Cette baraque était très charmante, mais pourrie jusqu'au trognon. Le plafond séparant les deux niveaux était complètement mort, on marchait sur la moquette comme sur un trampoline. Bref, ça menaçait de s'écrouler. J'ai fait la morale à l'agent immobilier qui louait ça : c'était lui aussi la première fois qu'il voyait la petite bicoque, il allait sonner les cloches au propriétaire. Leçons de morale en cascade. On est tous le flic de quelqu'un. Cette maison, à deux pas du siège de Libération rue Béranger où j'ai passé deux fois des annonces dans la rubrique « Transports amoureux », n'avait pas connu de travaux depuis un siècle.

Le pire, c'est que la crise du logement était telle à l'époque que quelques personnes étaient vraiment prêtes à louer ce piège à souris, qui était onéreux, en plus !

J'aimais bien ce quartier. Je l'aime encore. « Ah, enfin ! » jubile le lecteur. Au début du Web, quand tout était vraiment nouveau et excitait les plus blasés d'entre nous, j'allais souvent lire mes mails et surfer au Web Bar, 32, rue de Picardie, endroit assez fabuleux sur le plan architectural, avec sa structure en métal et son impressionnante verrière. On y utilisait dans la partie cyber-café du premier étage des machines Unix, pas banal... J'y ai bu pas mal de verres, des boissons chaudes dans des fauteuils, des cocktails. On y mangeait aussi, dans le genre fooding, assis sur des poufs trop durs mais tendance... L'endroit est vite devenu le lieu idéal (et galvaudé) pour les soirées de lancement de site web. J'y ai croisé des stars immenses, comme des footeux du PSG ou l'ancien patron de Peugeot, Jacques Calvet, pendant une dégustation organisée par le pinardier en ligne, alors embryonnaire, ChateauOnline (respecter l'orthographe déviante des neuneus qui créent leur start-up m'a toujours débecté, mais bon, on ne se refait pas). Au Web Bar j'ai aussi, après une errance dans tout l'arrondissement en compagnie d'un sinistre collègue allemand que je devais (pourquoi moi ?) balader pendant la soirée, assisté — bourré mais heureux — à la victoire de la France sur la Croatie en demi-finale. Premier but (croate) aux chiottes. Les deux buts de Thuram la vessie vide.

M. habitait dans le IIIe, il y travaillait quand je l'ai rencontré. Rue Sainte-Anastase, entre la rue de Turenne — rue des tailleurs — et le musée Picasso. Pas loin, il y a Weber Métaux, à l'angle de la rue du Poitou si je me souviens bien — ici, c'est le quartier des provinces et régions françaises d'un certain style : Poitou, Saintonge, Normandie, Picardie, Perche, Bretagne, Forez, Beauce... Ça sent bon la charcuterie, le purin et la littérature régionaliste.

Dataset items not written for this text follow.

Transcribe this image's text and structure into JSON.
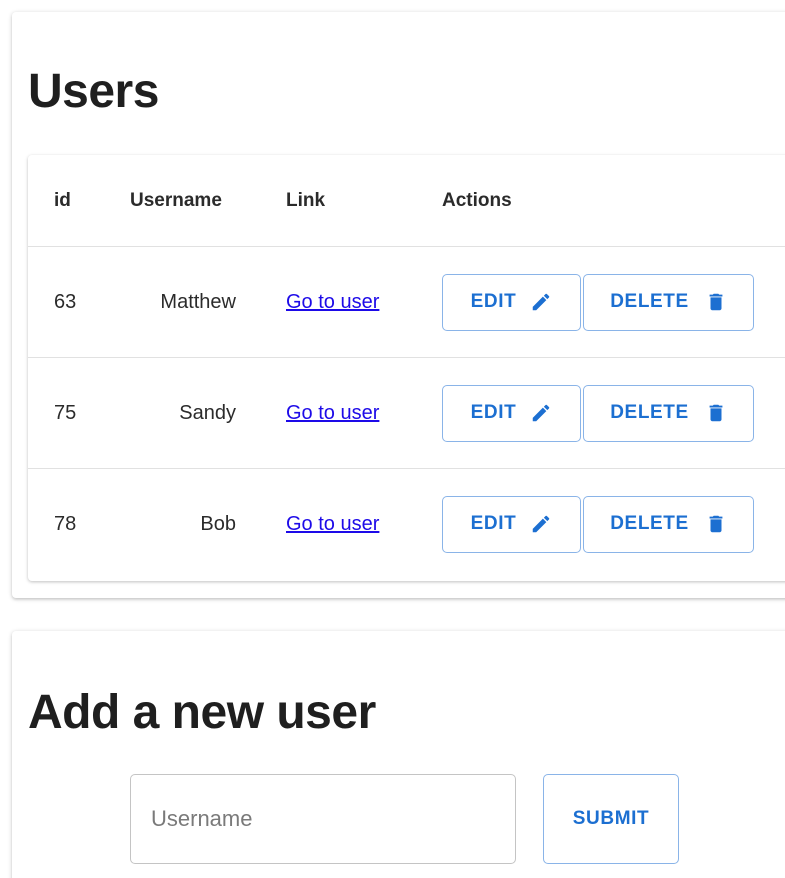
{
  "users_section": {
    "title": "Users",
    "columns": {
      "id": "id",
      "username": "Username",
      "link": "Link",
      "actions": "Actions"
    },
    "rows": [
      {
        "id": "63",
        "username": "Matthew",
        "link": "Go to user",
        "edit": "EDIT",
        "delete": "DELETE"
      },
      {
        "id": "75",
        "username": "Sandy",
        "link": "Go to user",
        "edit": "EDIT",
        "delete": "DELETE"
      },
      {
        "id": "78",
        "username": "Bob",
        "link": "Go to user",
        "edit": "EDIT",
        "delete": "DELETE"
      }
    ]
  },
  "add_section": {
    "title": "Add a new user",
    "username_placeholder": "Username",
    "username_value": "",
    "submit_label": "SUBMIT"
  },
  "icons": {
    "edit": "pencil-icon",
    "delete": "trash-icon"
  },
  "colors": {
    "primary": "#1c6fd1",
    "button_border": "#8ab4e8",
    "link": "#1d0ae8"
  }
}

Weber Métaux, même si vous n'avez pas de travaux à faire, c'est une visite fascinante. Du métal en plaques de toute épaisseur, en tubes, en feuilles... C'est pour les travaux du Politburo que je suis allé chez Weber, et depuis l'envie me titille à intervalles réguliers d'aller m'y promener et acheter du métal pour un usage quelconque. Le métal de chez Weber donne des idées.

Je n'ai pas d'actions chez Weber. Mais j'aime cet endroit, résurgence industrielle en plein quartier tertiaire, élégant et friqué. Vous connaissez le refrain, il est le même dans presque toute la ville. Le IIIe marque effectivement le début des quartiers populaires d'antan, on le sent, le XIe est tout proche (quelle différence sociologique entre les rues de Crussol et de Saintonge, de part et d'autre du boulevard-frontière ?). On commence à sortir de la zone touristique. Et ce n'est pas comme le IIe, à la même latitude mais plus à l'ouest. Dans le IIIe, non seulement il n'y a plus de touristes mais il n'y a pas non plus de boursicoteurs, de journalistes économiques, de banquiers, bref, il y a beaucoup moins de cons. On est à proximité du canal qui s'annonce. Et on commence à respirer. On trouve moins difficilement les menus entrée-plat-dessert à moins de dix euros ; le demi de bière à moins de trois euros se généralise. Ça se civilise.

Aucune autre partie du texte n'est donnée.